Lack of things to do at 2am kind of sucks, though. I've got 200 channels on cable, but there is almost nothing worth watching. I wish UFC was on late night (its on now and distracting me-YES Matt Hughes just kicked the shit outta Royce Gracie!!), because nearly everything else is just mindless crap. This has led me to my addiction to both Galaxy Zoo and StarDust@home. I discovered both through LL's blog a while back and immediately joined both efforts.
StarDust@home allows anyone with a computer to assist the folks at NASA and University of California, Berkeley with identifying dust particle impacts in an array of aerogel cells that were flown into the tail of the 4.5 billion-year-old Comet Wild 2 on Jan. 2, 2004. After a seven-year mission, the cells returned to Earth in the Utah desert in January of 2006. The cells were impacted by cometary dust particles which were either formed in the vicinity of our sun or a neighboring star-I believe the jury is still out on that, despite the appearance of some very surprising mineral combinations, that suggest formation near an alien star.
From home, you can assist in the search of these aerogel cells, analyzing small areas at a time, by viewing a series of micrographs progressively focusing deeper into the aerogel, like a movie. When you think you’ve spotted an impact, you notify them and after it’s confirmed, it’s yours to name.
Galaxy Zoo allows anyone with a computer to assist the Sloan Digital Sky Survey (SDSS) with classifying galaxies from home.

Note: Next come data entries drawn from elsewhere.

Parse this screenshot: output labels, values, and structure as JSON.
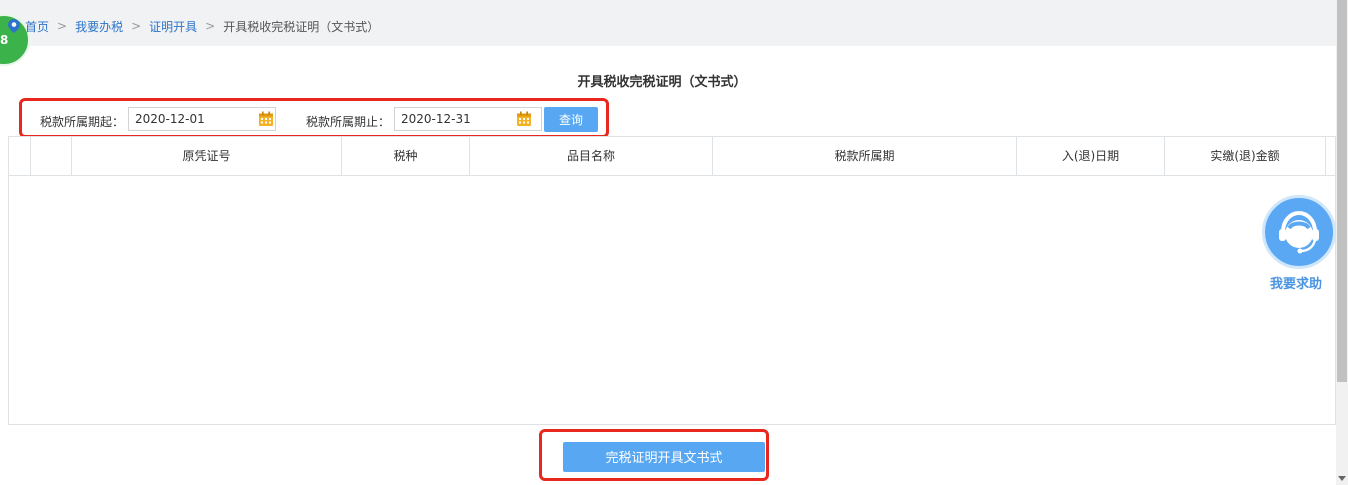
{
  "breadcrumb": {
    "items": [
      "首页",
      "我要办税",
      "证明开具"
    ],
    "separator": ">",
    "current": "开具税收完税证明（文书式）"
  },
  "badge": {
    "text": "8"
  },
  "page": {
    "title": "开具税收完税证明（文书式）"
  },
  "query": {
    "start_label": "税款所属期起：",
    "start_value": "2020-12-01",
    "end_label": "税款所属期止：",
    "end_value": "2020-12-31",
    "query_button": "查询"
  },
  "table": {
    "columns": [
      "",
      "",
      "原凭证号",
      "税种",
      "品目名称",
      "税款所属期",
      "入(退)日期",
      "实缴(退)金额"
    ],
    "rows": []
  },
  "help": {
    "label": "我要求助"
  },
  "actions": {
    "issue_button": "完税证明开具文书式"
  },
  "colors": {
    "accent": "#57a7f2",
    "highlight": "#e8281e",
    "link": "#2d74c9"
  }
}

The SDSS is taking images of a large portion of the sky and will eventually find and image a million galaxies. Edwin Hubble divided galaxies into two major types, elliptical (like a football) and spiral. A third classification used at Galaxy Zoo is merging, where you have evidence of two, or more galaxies merging to form one-these are kind of rare, I’ve had maybe 3 out of the eleven-hundred I’ve classified this month. In addition, spiral galaxies can be classified by rotation, or edge-on, if they are viewed from the side and rotation cannot be determined.

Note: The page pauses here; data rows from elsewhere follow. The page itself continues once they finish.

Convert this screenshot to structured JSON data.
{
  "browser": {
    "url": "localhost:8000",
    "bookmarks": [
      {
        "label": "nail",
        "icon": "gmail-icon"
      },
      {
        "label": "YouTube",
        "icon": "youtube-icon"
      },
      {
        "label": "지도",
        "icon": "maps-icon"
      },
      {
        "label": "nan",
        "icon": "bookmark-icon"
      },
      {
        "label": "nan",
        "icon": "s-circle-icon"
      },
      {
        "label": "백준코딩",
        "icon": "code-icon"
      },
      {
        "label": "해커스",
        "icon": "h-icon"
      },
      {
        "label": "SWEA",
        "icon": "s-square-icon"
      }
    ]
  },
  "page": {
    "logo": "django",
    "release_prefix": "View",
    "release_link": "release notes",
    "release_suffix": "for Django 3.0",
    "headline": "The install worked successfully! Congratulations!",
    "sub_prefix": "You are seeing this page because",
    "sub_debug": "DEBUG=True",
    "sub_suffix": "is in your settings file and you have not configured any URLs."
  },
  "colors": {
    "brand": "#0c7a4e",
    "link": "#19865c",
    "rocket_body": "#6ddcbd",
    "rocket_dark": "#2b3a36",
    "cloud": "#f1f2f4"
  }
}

Both analyses require a little training. StarDust@home runs you through a series of tests like Galaxy Zoo, but unlike the Zoo, continuously throws in test micrographs to keep you on your toes and rate your results in real time. Galaxy Zoo has an area that tracks the number of galaxies you analyze, with a members forum and profiles.

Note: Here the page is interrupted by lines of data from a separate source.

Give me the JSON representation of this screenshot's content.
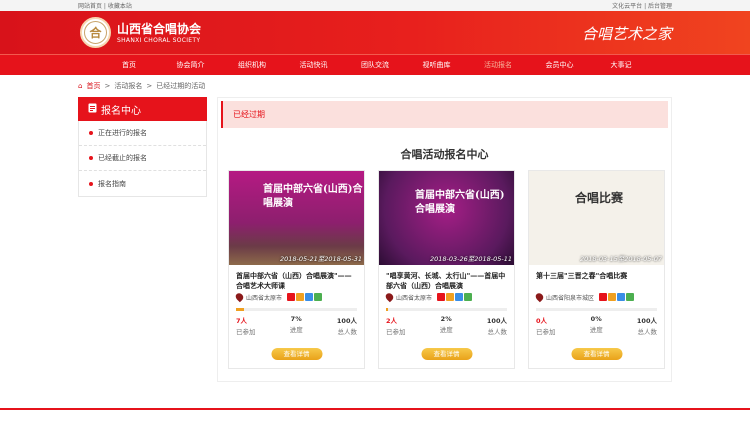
{
  "topbar": {
    "left": "网站首页 | 收藏本站",
    "right": "文化云平台 | 后台管理"
  },
  "brand": {
    "logo_glyph": "合",
    "name": "山西省合唱协会",
    "name_en": "SHANXI CHORAL SOCIETY",
    "slogan": "合唱艺术之家"
  },
  "nav": [
    {
      "label": "首页",
      "active": false
    },
    {
      "label": "协会简介",
      "active": false
    },
    {
      "label": "组织机构",
      "active": false
    },
    {
      "label": "活动快讯",
      "active": false
    },
    {
      "label": "团队交流",
      "active": false
    },
    {
      "label": "视听曲库",
      "active": false
    },
    {
      "label": "活动报名",
      "active": true
    },
    {
      "label": "会员中心",
      "active": false
    },
    {
      "label": "大事记",
      "active": false
    }
  ],
  "breadcrumb": {
    "home": "首页",
    "sep": ">",
    "level1": "活动报名",
    "level2": "已经过期的活动"
  },
  "sidebar": {
    "title": "报名中心",
    "items": [
      {
        "label": "正在进行的报名"
      },
      {
        "label": "已经截止的报名"
      },
      {
        "label": "报名指南"
      }
    ]
  },
  "main": {
    "section_label": "已经过期",
    "title": "合唱活动报名中心",
    "cards": [
      {
        "poster_text": "首届中部六省(山西)合唱展演",
        "date_range": "2018-05-21至2018-05-31",
        "title": "首届中部六省（山西）合唱展演\"——合唱艺术大师课",
        "location": "山西省太原市",
        "progress_percent": 7,
        "joined": "7人",
        "joined_label": "已参加",
        "progress_text": "7%",
        "progress_label": "进度",
        "total": "100人",
        "total_label": "总人数",
        "button": "查看详情"
      },
      {
        "poster_text": "首届中部六省(山西)合唱展演",
        "date_range": "2018-03-26至2018-05-11",
        "title": "\"唱享黄河、长城、太行山\"——首届中部六省（山西）合唱展演",
        "location": "山西省太原市",
        "progress_percent": 2,
        "joined": "2人",
        "joined_label": "已参加",
        "progress_text": "2%",
        "progress_label": "进度",
        "total": "100人",
        "total_label": "总人数",
        "button": "查看详情"
      },
      {
        "poster_text": "合唱比赛",
        "date_range": "2018-03-15至2018-05-07",
        "title": "第十三届\"三晋之春\"合唱比赛",
        "location": "山西省阳泉市城区",
        "progress_percent": 0,
        "joined": "0人",
        "joined_label": "已参加",
        "progress_text": "0%",
        "progress_label": "进度",
        "total": "100人",
        "total_label": "总人数",
        "button": "查看详情"
      }
    ]
  },
  "colors": {
    "brand_red": "#e6131b",
    "button_gold": "#e9a21a",
    "tag_colors": [
      "#e6131b",
      "#f0a020",
      "#3a8ee6",
      "#4caf50"
    ]
  }
}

While Galaxy Zoo analysis is infinitely more pleasing to the eye, as you saw a post, or two back, StarDust@home is the more important effort at this point in the game, I feel. Classification of the million galaxies will give us some insight into the formation of the universe based on the type distribution, especially when cross-referenced against probable age, but at this stage in the game, insight into how our galaxy vs. that of an alien one from a chemical standpoint is a more logical first step in galactic mechanics, in my opinion. Nonetheless, both are interesting and fun and would be a great way to interest children in science and the universe we live in.
That's about it from this side, I'll stick up a post about dropping trees around me casa, from the ship. Ciao.